People drink lots of water, so there’s bottled CBD water called “CBD Naturals.” It’s legal in every state because CBDs are not illegal.
Cannabidiols, as publicist Andrew Hard explains, is NOT THC, the active ingredient in marijuana that makes people high. You could take as much CBD as you want without getting high.
“It’s the non psychoactive cannabinoid, you may also call it though the medicinal cannabinoid,” Hard said.
As such, 17 medical marijuana states only allow CBDs, not it’s more well-known cannabinoidal brother, THC. And because CBDs are a big part of the medicinal marijuana movement, several companies here sell machines that extract CBD oils.
One of those machines looks like a French espresso machine on steroids. It’s from Eden Labs, whose CEO, AC Braddock, explains how it works.
”So this is a 20-liter system. Our most popular system. You put 10 pounds of material in here. Put it in at the top, put the ground material in. It gets flushed with liquid CO2, so it’s really saturated. It travels over to the separator over here where the saturated gas drops out all of the oils and then the oils come out of the bottom.”
And just one of these glistening 20-liter oil extractors will put you back $180,000.
At that price, is anyone buying?
“Yes we sell quite a few,” Braddock said, smiling. “We have a hard time producing enough of them, actually.”
Not too many booths away, Andrew Pitsicalis sells glass pipes in the form of skeletons and other forms whose intricate design no words can adequately describe.
And there are booths that hawk canisters for pot that are vapor proof—you can’t smell it once it’s in there. There are grow lights. Special soils.
One of the most crowded booths is for PotBotics. It markets a throw-away electroencephalogram or EEG device that works something like this: After a doctor prescribes a CBD, you return a few weeks later for a checkup. The doctor puts the plastic, thin device on your head. It’s sticky. Doesn’t hurt. But gives him a computer read out. A neurologist at a remote location analyzes the readout. That will help the doctor decide if the prescription needs to be altered.

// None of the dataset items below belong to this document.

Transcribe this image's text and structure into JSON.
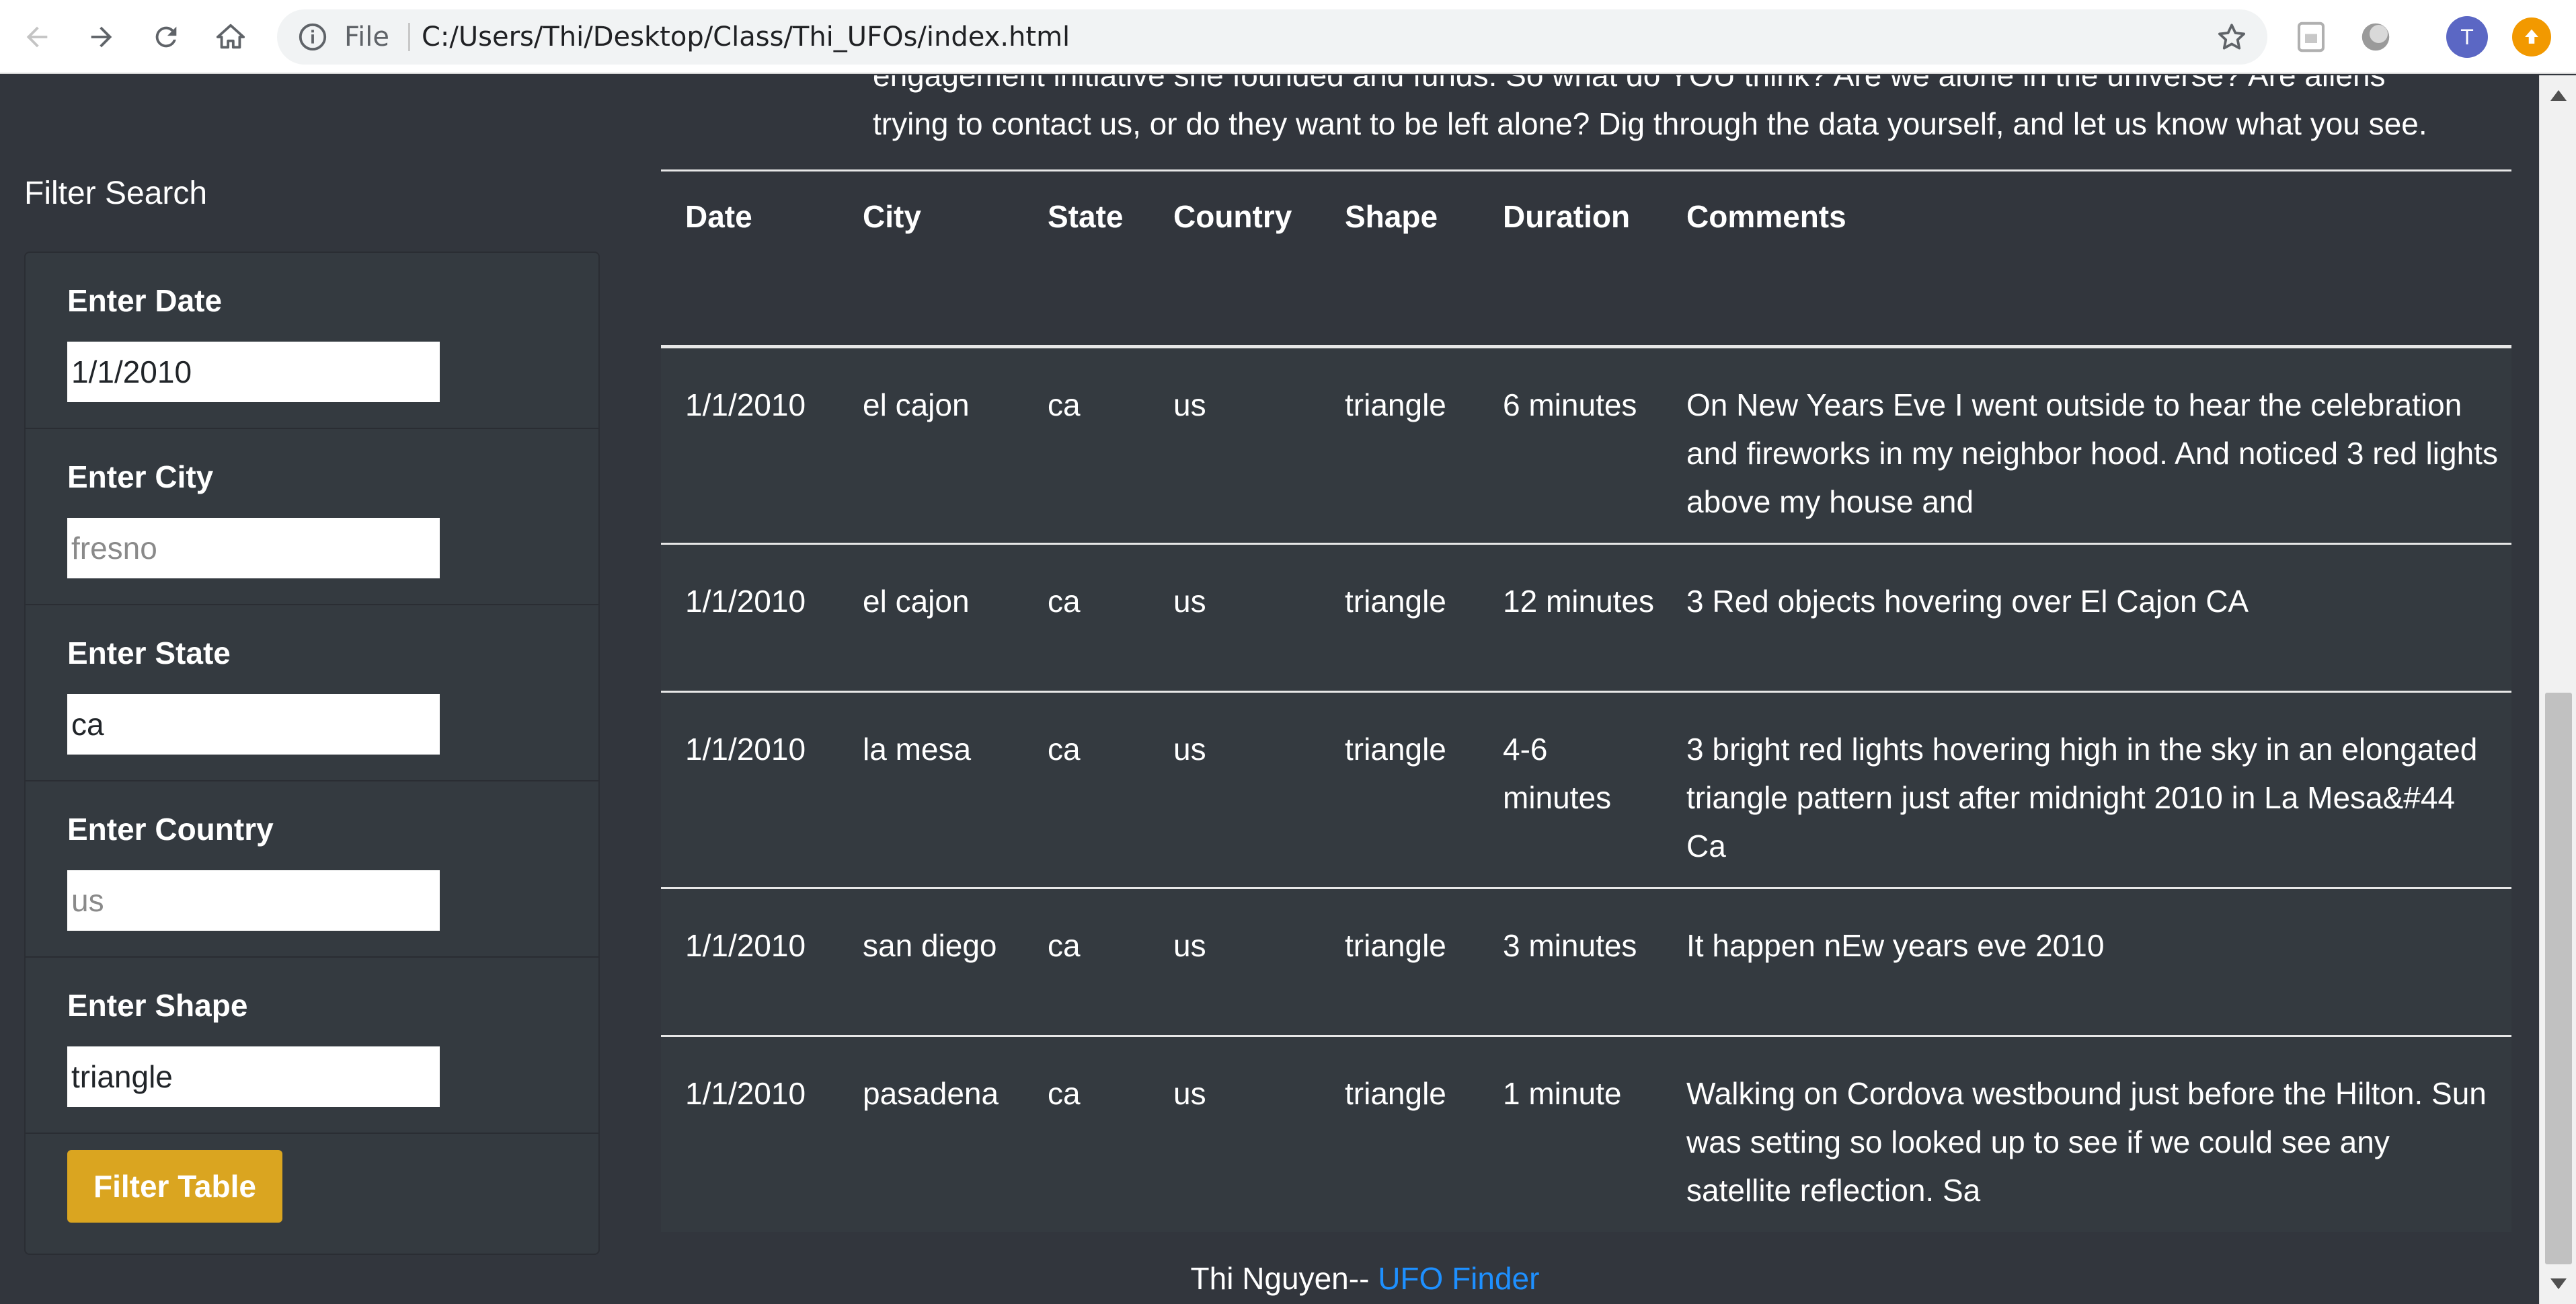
{
  "browser": {
    "scheme_label": "File",
    "url": "C:/Users/Thi/Desktop/Class/Thi_UFOs/index.html",
    "avatar_letter": "T",
    "icons": [
      "back-arrow-icon",
      "forward-arrow-icon",
      "reload-icon",
      "home-icon",
      "info-icon",
      "star-icon",
      "extension-icon",
      "update-icon"
    ]
  },
  "intro": {
    "line1": "engagement initiative she founded and funds. So what do YOU think? Are we alone in the universe? Are aliens",
    "line2": "trying to contact us, or do they want to be left alone? Dig through the data yourself, and let us know what you see."
  },
  "filter": {
    "heading": "Filter Search",
    "fields": [
      {
        "label": "Enter Date",
        "value": "1/1/2010",
        "placeholder": ""
      },
      {
        "label": "Enter City",
        "value": "",
        "placeholder": "fresno"
      },
      {
        "label": "Enter State",
        "value": "ca",
        "placeholder": ""
      },
      {
        "label": "Enter Country",
        "value": "",
        "placeholder": "us"
      },
      {
        "label": "Enter Shape",
        "value": "triangle",
        "placeholder": ""
      }
    ],
    "button": "Filter Table"
  },
  "table": {
    "headers": [
      "Date",
      "City",
      "State",
      "Country",
      "Shape",
      "Duration",
      "Comments"
    ],
    "rows": [
      {
        "date": "1/1/2010",
        "city": "el cajon",
        "state": "ca",
        "country": "us",
        "shape": "triangle",
        "duration": "6 minutes",
        "comments": "On New Years Eve I went outside to hear the celebration and fireworks in my neighbor hood. And noticed 3 red lights above my house and"
      },
      {
        "date": "1/1/2010",
        "city": "el cajon",
        "state": "ca",
        "country": "us",
        "shape": "triangle",
        "duration": "12 minutes",
        "comments": "3 Red objects hovering over El Cajon CA"
      },
      {
        "date": "1/1/2010",
        "city": "la mesa",
        "state": "ca",
        "country": "us",
        "shape": "triangle",
        "duration": "4-6 minutes",
        "comments": "3 bright red lights hovering high in the sky in an elongated triangle pattern just after midnight 2010 in La Mesa&#44 Ca"
      },
      {
        "date": "1/1/2010",
        "city": "san diego",
        "state": "ca",
        "country": "us",
        "shape": "triangle",
        "duration": "3 minutes",
        "comments": "It happen nEw years eve 2010"
      },
      {
        "date": "1/1/2010",
        "city": "pasadena",
        "state": "ca",
        "country": "us",
        "shape": "triangle",
        "duration": "1 minute",
        "comments": "Walking on Cordova westbound just before the Hilton. Sun was setting so looked up to see if we could see any satellite reflection. Sa"
      }
    ]
  },
  "footer": {
    "author": "Thi Nguyen-- ",
    "link": "UFO Finder"
  },
  "colors": {
    "page_background": "#32363d",
    "panel_background": "#343a40",
    "button_background": "#daa520",
    "link": "#1e90ff"
  }
}
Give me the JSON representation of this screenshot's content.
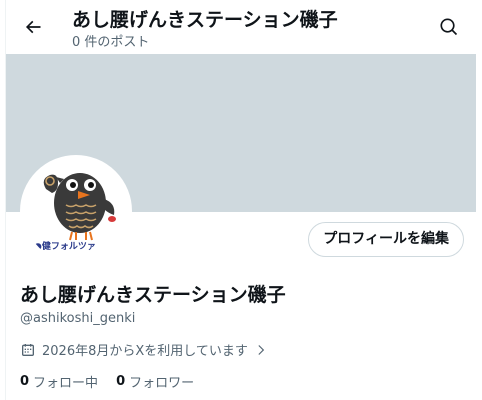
{
  "header": {
    "title": "あし腰げんきステーション磯子",
    "post_count": "0 件のポスト"
  },
  "avatar": {
    "caption": "●健フォルツァ",
    "description": "bird mascot giving OK sign"
  },
  "profile": {
    "edit_label": "プロフィールを編集",
    "display_name": "あし腰げんきステーション磯子",
    "handle": "@ashikoshi_genki",
    "joined": "2026年8月からXを利用しています"
  },
  "stats": {
    "following_count": "0",
    "following_label": "フォロー中",
    "followers_count": "0",
    "followers_label": "フォロワー"
  },
  "icons": {
    "back": "back-arrow-icon",
    "search": "search-icon",
    "calendar": "calendar-icon",
    "chevron": "chevron-right-icon"
  },
  "colors": {
    "banner": "#cfd9de",
    "text_primary": "#0f1419",
    "text_secondary": "#536471",
    "border": "#cfd9de"
  }
}
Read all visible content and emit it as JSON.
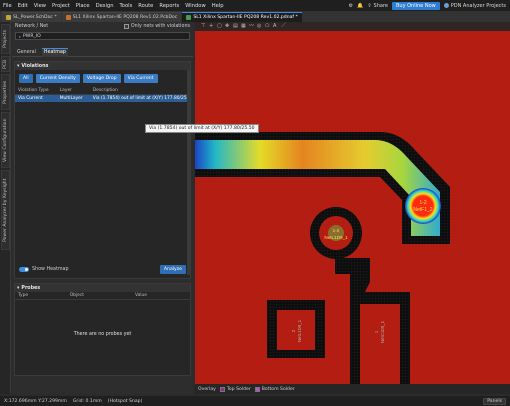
{
  "menubar": {
    "items": [
      "File",
      "Edit",
      "View",
      "Project",
      "Place",
      "Design",
      "Tools",
      "Route",
      "Reports",
      "Window",
      "Help"
    ],
    "share": "Share",
    "buy": "Buy Online Now",
    "project": "PDN Analyzer Projects"
  },
  "tabs": [
    {
      "label": "SL_Power.SchDoc *",
      "color": "#c0a33a"
    },
    {
      "label": "SL1 Xilinx Spartan-IIE PQ208 Rev1.02.PcbDoc",
      "color": "#c96f2a"
    },
    {
      "label": "SL1 Xilinx Spartan-IIE PQ208 Rev1.02.pdnaf *",
      "color": "#4f9a4a"
    }
  ],
  "vstrip": [
    "Projects",
    "PCB",
    "Properties",
    "View Configuration",
    "Power Analyzer by Keysight"
  ],
  "panel": {
    "network_label": "Network / Net",
    "only_nets_label": "Only nets with violations",
    "net_value": "PWR_IO",
    "subtabs": [
      "General",
      "Heatmap"
    ],
    "violations": {
      "title": "Violations",
      "buttons": [
        "All",
        "Current Density",
        "Voltage Drop",
        "Via Current"
      ],
      "headers": [
        "Violation Type",
        "Layer",
        "Description"
      ],
      "row": [
        "Via Current",
        "MultiLayer",
        "Via (1.7854) out of limit at (X/Y) 177.80/25.50"
      ]
    },
    "show_heatmap": "Show Heatmap",
    "analyze": "Analyze",
    "probes": {
      "title": "Probes",
      "headers": [
        "Type",
        "Object",
        "Value"
      ],
      "empty": "There are no probes yet"
    }
  },
  "tooltip": "Via (1.7854) out of limit at (X/Y) 177.80/25.50",
  "canvas": {
    "labels": [
      {
        "line1": "1-2",
        "line2": "NetF1_2"
      },
      {
        "line1": "1-2",
        "line2": "NetL1D9_1"
      },
      {
        "line1": "2",
        "line2": "NetL1D9_1"
      },
      {
        "line1": "1",
        "line2": "NetC109_1"
      }
    ]
  },
  "layerbar": {
    "items": [
      "Overlay",
      "Top Solder",
      "Bottom Solder"
    ],
    "colors": [
      "#d8d12a",
      "#8a2f8a",
      "#c24fc9"
    ]
  },
  "status": {
    "coords": "X:172.696mm Y:27.299mm",
    "grid": "Grid: 0.1mm",
    "snap": "(Hotspot Snap)",
    "panels": "Panels"
  }
}
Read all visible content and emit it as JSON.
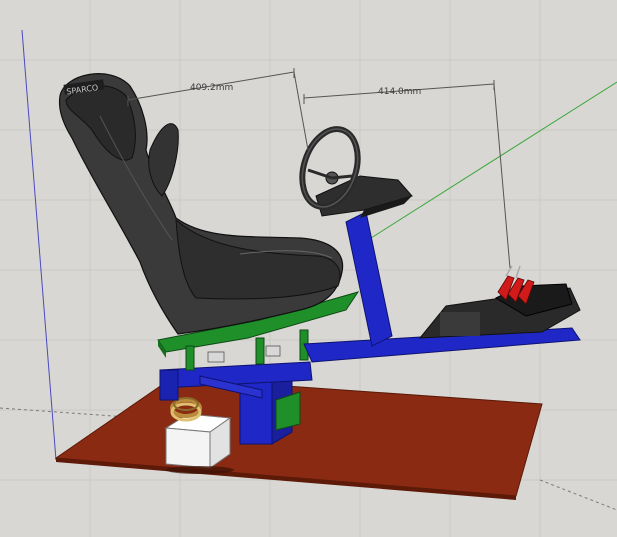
{
  "scene": {
    "dimensions": [
      {
        "label": "409.2mm"
      },
      {
        "label": "414.0mm"
      }
    ],
    "seat_brand_text": "SPARCO",
    "colors": {
      "background": "#d9d7d4",
      "grid": "#c9c7c4",
      "floor": "#8a2a12",
      "frame_blue": "#1f28c7",
      "frame_green": "#1f8f2a",
      "seat": "#3a3a3a",
      "pedal_red": "#d11a1a",
      "cube": "#f4f4f4",
      "axis_green": "#4aa84a",
      "axis_blue": "#3a3aa8"
    }
  }
}
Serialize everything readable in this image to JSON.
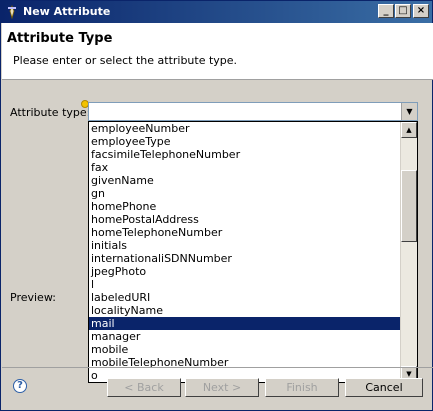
{
  "window": {
    "title": "New Attribute"
  },
  "header": {
    "title": "Attribute Type",
    "description": "Please enter or select the attribute type."
  },
  "form": {
    "attribute_type_label": "Attribute type:",
    "attribute_type_value": "",
    "preview_label": "Preview:"
  },
  "dropdown": {
    "items": [
      "employeeNumber",
      "employeeType",
      "facsimileTelephoneNumber",
      "fax",
      "givenName",
      "gn",
      "homePhone",
      "homePostalAddress",
      "homeTelephoneNumber",
      "initials",
      "internationaliSDNNumber",
      "jpegPhoto",
      "l",
      "labeledURI",
      "localityName",
      "mail",
      "manager",
      "mobile",
      "mobileTelephoneNumber",
      "o"
    ],
    "selected": "mail"
  },
  "footer": {
    "back": "< Back",
    "next": "Next >",
    "finish": "Finish",
    "cancel": "Cancel"
  },
  "colors": {
    "title_bar": "#0a246a",
    "selection": "#0a246a",
    "face": "#d4d0c8"
  }
}
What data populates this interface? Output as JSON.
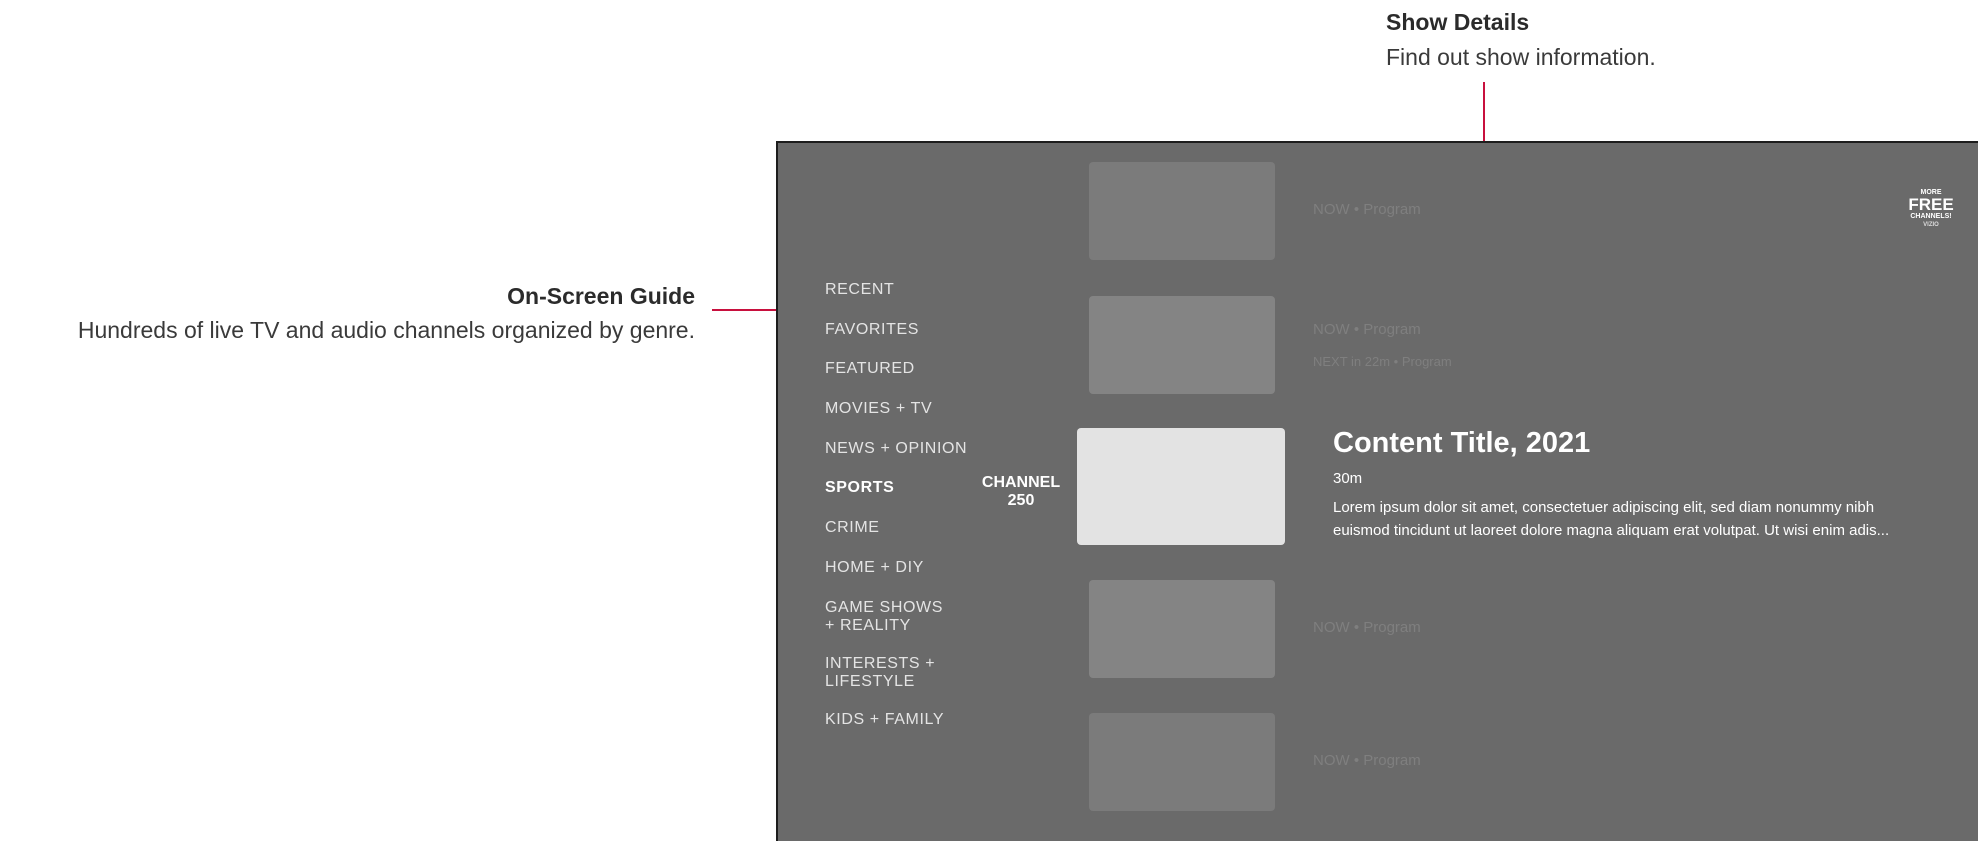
{
  "callouts": {
    "show_details": {
      "title": "Show Details",
      "description": "Find out show information."
    },
    "on_screen_guide": {
      "title": "On-Screen Guide",
      "description": "Hundreds of live TV and audio channels organized by genre."
    }
  },
  "guide": {
    "genres": [
      {
        "label": "RECENT"
      },
      {
        "label": "FAVORITES"
      },
      {
        "label": "FEATURED"
      },
      {
        "label": "MOVIES + TV"
      },
      {
        "label": "NEWS + OPINION"
      },
      {
        "label": "SPORTS"
      },
      {
        "label": "CRIME"
      },
      {
        "label": "HOME + DIY"
      },
      {
        "label": "GAME SHOWS + REALITY"
      },
      {
        "label": "INTERESTS + LIFESTYLE"
      },
      {
        "label": "KIDS + FAMILY"
      }
    ],
    "active_genre": "SPORTS",
    "channel_label": "CHANNEL 250",
    "programs": [
      {
        "now": "NOW • Program"
      },
      {
        "now": "NOW • Program",
        "next": "NEXT in 22m • Program"
      },
      {
        "now": "NOW • Program"
      },
      {
        "now": "NOW • Program"
      }
    ],
    "selected": {
      "title": "Content Title, 2021",
      "duration": "30m",
      "description": "Lorem ipsum dolor sit amet, consectetuer adipiscing elit, sed diam nonummy nibh euismod tincidunt ut laoreet dolore magna aliquam erat volutpat. Ut wisi enim adis..."
    },
    "logo": {
      "line1": "MORE",
      "line2": "FREE",
      "line3": "CHANNELS!",
      "line4": "VIZIO"
    }
  },
  "colors": {
    "accent": "#c8103e",
    "screen_bg": "#6a6a6a"
  }
}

Co-founder and CEO David Goldstein says the hope is to have a model out within a year that people could purchase on their own and do at home.
Pot, it’s becoming very clear, is not just for stoners anymore. It’s big, big business. And with medical marijuana just getting started in Nevada, and a ballot initiative for legalizing recreational pot up for a vote in 2016, expect more and more of this business in Nevada.